Hostile global forces wreaked havoc on economies around the world in 2009. It is understandable, therefore, that financially despondent citizens should not want to hear the word that became synonymous with last year — bailout.

Except that is, in Kuwait. Indeed, many of its nationals are hoping to hear the term that so many of us have become utterly tired of. As the Kuwaiti government and parliament come to a binding agreement on whether to rescue its citizens from a tide of mounting debt, the rest of the GCC watches on with interest to see what lessons can be learned.

It was Kuwait's national assembly that recently caused the furore by voting in favour of a bill that could see the government assume responsibility of Dh85.8 billion worth of consumer debt.

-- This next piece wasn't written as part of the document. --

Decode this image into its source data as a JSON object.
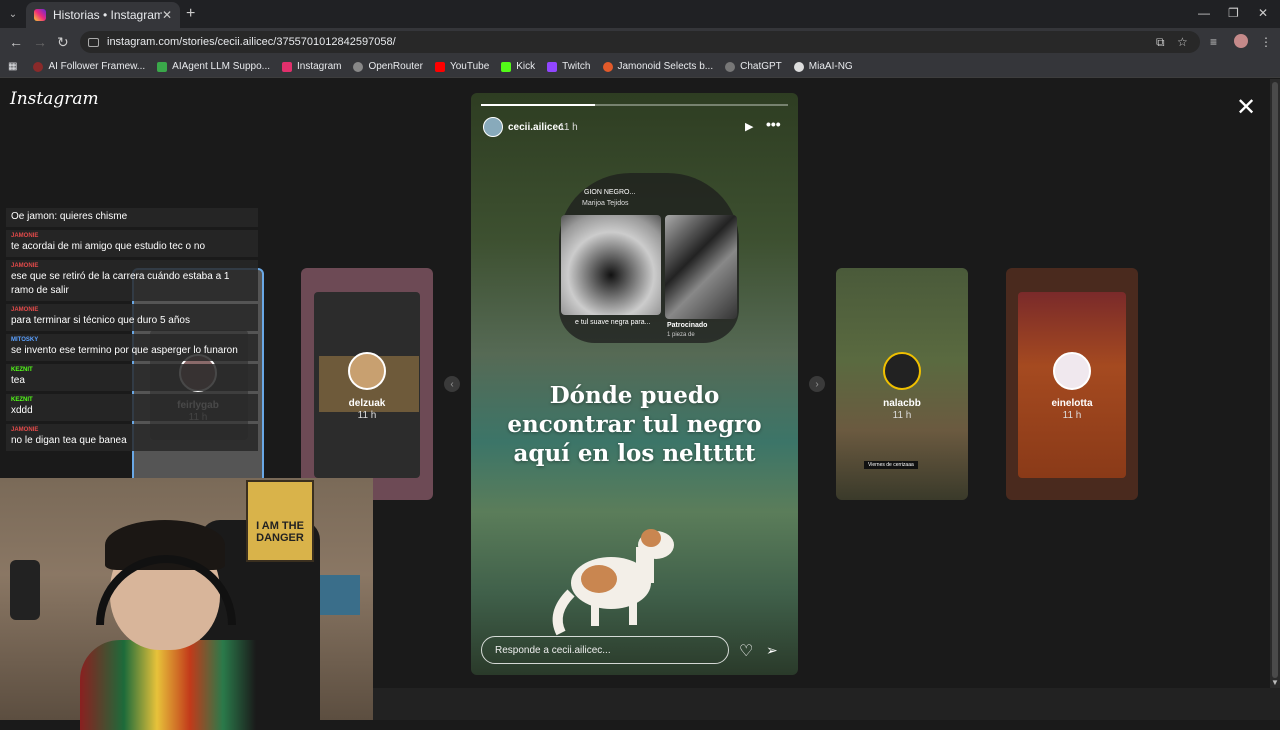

If the parliament has its way the government would pay for citizens' loans, while banks would have to wave goodbye to the interest on them. The debt would be rescheduled and the government would repay it over a maximum period of between 10 to 15 years.

The parliament has been accused of voting in populist pledges for their own short term political gain.

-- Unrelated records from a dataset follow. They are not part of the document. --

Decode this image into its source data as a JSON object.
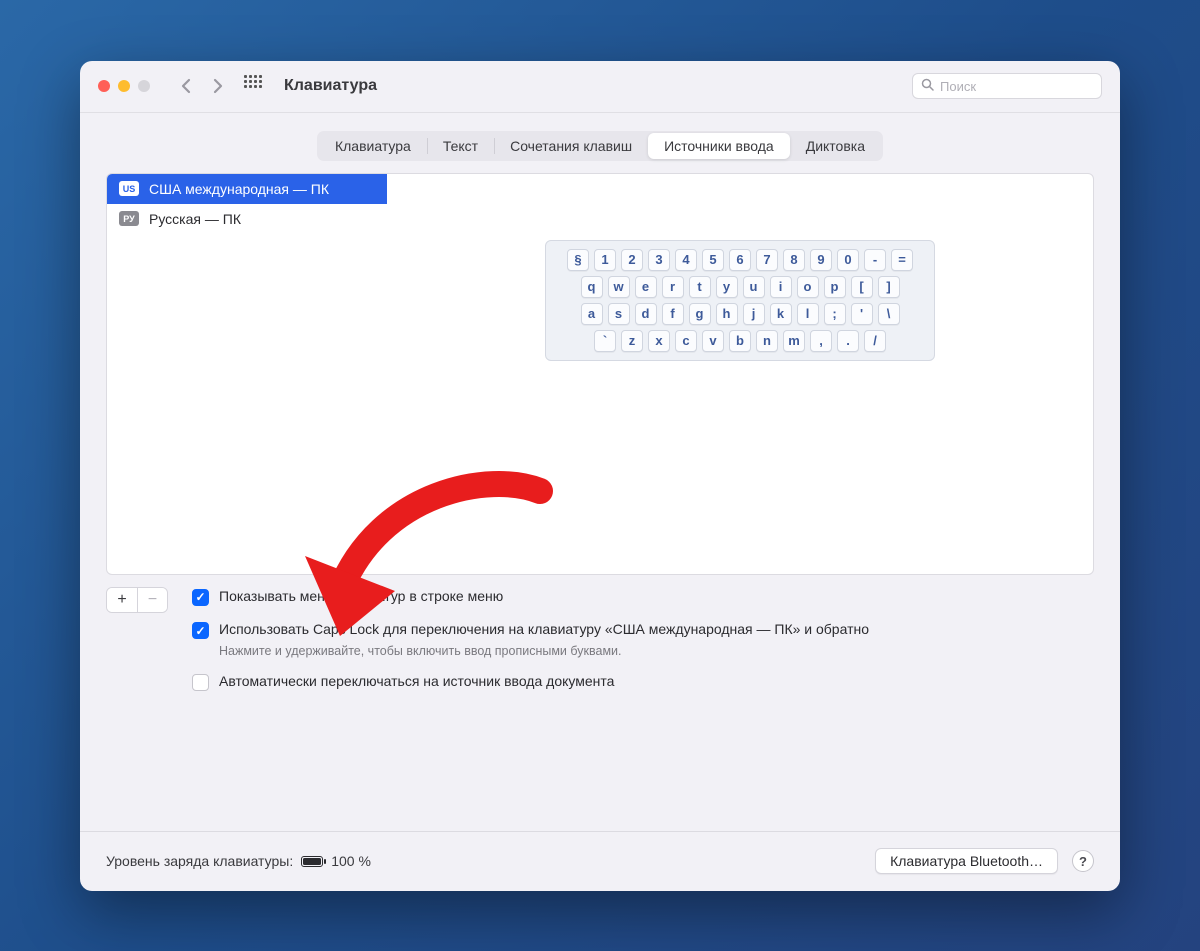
{
  "window": {
    "title": "Клавиатура"
  },
  "search": {
    "placeholder": "Поиск"
  },
  "tabs": [
    {
      "label": "Клавиатура"
    },
    {
      "label": "Текст"
    },
    {
      "label": "Сочетания клавиш"
    },
    {
      "label": "Источники ввода"
    },
    {
      "label": "Диктовка"
    }
  ],
  "active_tab": 3,
  "input_sources": [
    {
      "code": "US",
      "label": "США международная — ПК",
      "selected": true
    },
    {
      "code": "РУ",
      "label": "Русская — ПК",
      "selected": false
    }
  ],
  "keyboard_preview": {
    "row1": [
      "§",
      "1",
      "2",
      "3",
      "4",
      "5",
      "6",
      "7",
      "8",
      "9",
      "0",
      "-",
      "="
    ],
    "row2": [
      "q",
      "w",
      "e",
      "r",
      "t",
      "y",
      "u",
      "i",
      "o",
      "p",
      "[",
      "]"
    ],
    "row3": [
      "a",
      "s",
      "d",
      "f",
      "g",
      "h",
      "j",
      "k",
      "l",
      ";",
      "'",
      "\\"
    ],
    "row4": [
      "`",
      "z",
      "x",
      "c",
      "v",
      "b",
      "n",
      "m",
      ",",
      ".",
      "/"
    ]
  },
  "options": {
    "show_menu": {
      "checked": true,
      "label": "Показывать меню клавиатур в строке меню"
    },
    "caps_lock": {
      "checked": true,
      "label": "Использовать Caps Lock для переключения на клавиатуру «США международная — ПК» и обратно",
      "hint": "Нажмите и удерживайте, чтобы включить ввод прописными буквами."
    },
    "auto_switch": {
      "checked": false,
      "label": "Автоматически переключаться на источник ввода документа"
    }
  },
  "footer": {
    "battery_label": "Уровень заряда клавиатуры:",
    "battery_percent": "100 %",
    "bluetooth_button": "Клавиатура Bluetooth…"
  }
}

Although the ruling administration is against the plan, the bill enjoyed significant support with 35 votes in favour and 22 against. Under Kuwait's constitutional monarchy system both parliament and cabinet vote on legislation in their domestic national assembly. At the moment both sides are pitted against one another.

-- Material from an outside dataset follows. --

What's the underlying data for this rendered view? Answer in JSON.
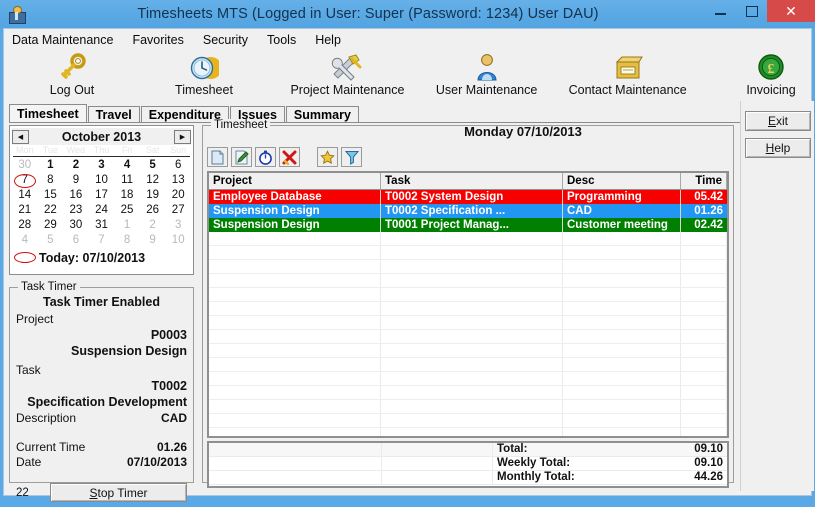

Placing oneself in the position of an indebted Kuwaiti it is understandable to see why the public would want the government to rescue them. Analysts and banking experts, however, sneer at talk of a bailout. Economists are worried that wiping out consumer debt will lead to a moral and social problem.

On the face of things, they are correct. If the bill is passed and the debt is expunged it will bring the reputation of Kuwait's banking system into disrepute. Nationals will be more likely to ignore contracts because they will think the government will always swoop to save them.

The truth is though that this is already the case in Kuwait. Previous government pledges which wiped public debt — most notably the Souk Al Manakh stock market crash in 1982 and the Iraqi occupation in 1991 — sowed the seeds of the current financial recklessness.

Nevertheless, the bailout culture in Kuwait must stop.

For other commodity based economies, such as the UAE, two basic but valuable lessons can be learned from the Kuwaiti situation. Firstly and perhaps most importantly, is banking vigilance. A factor that allowed Kuwait's consumer debt to spiral out of control was a decade long oil boom, which fuelled growth and excessive lending by financial institutions. At the moment banks in the UAE are relatively reticent regarding lending compared to boom years. But as we take tentative steps into 2010, many believe there is going to be a strong resurgence of economic growth, particularly in Abu Dhabi.

Banks here will do well to remember the tough times of 2009 and monitor consumer lending patterns when the economy is booming. In comparison to their Western counterparts domestic banks have been successful in vigilantly balancing consumer debt in order to fuel sales and empower responsible consumers. Everybody will benefit if they continue further along on this path.

Secondly, should the Kuwaiti government decide to wipe consumer debt, it may lead to citizens of other oil rich GCC countries to wonder why their policymakers can't follow suit.

It is for this reason that governments, banks and the whole financial system must do more to educate consumers of the benefits of financial prudence.

This is the only sure-fire tool for reducing excessive levels of consumer debt over the long term. For the sake of governments and citizens the world over let's hope this becomes the new phrase for the next 12 months, replacing 2009's watchword — bailout.

 

The writer is editorial manager of Oxford Business Group, Abu Dhabi.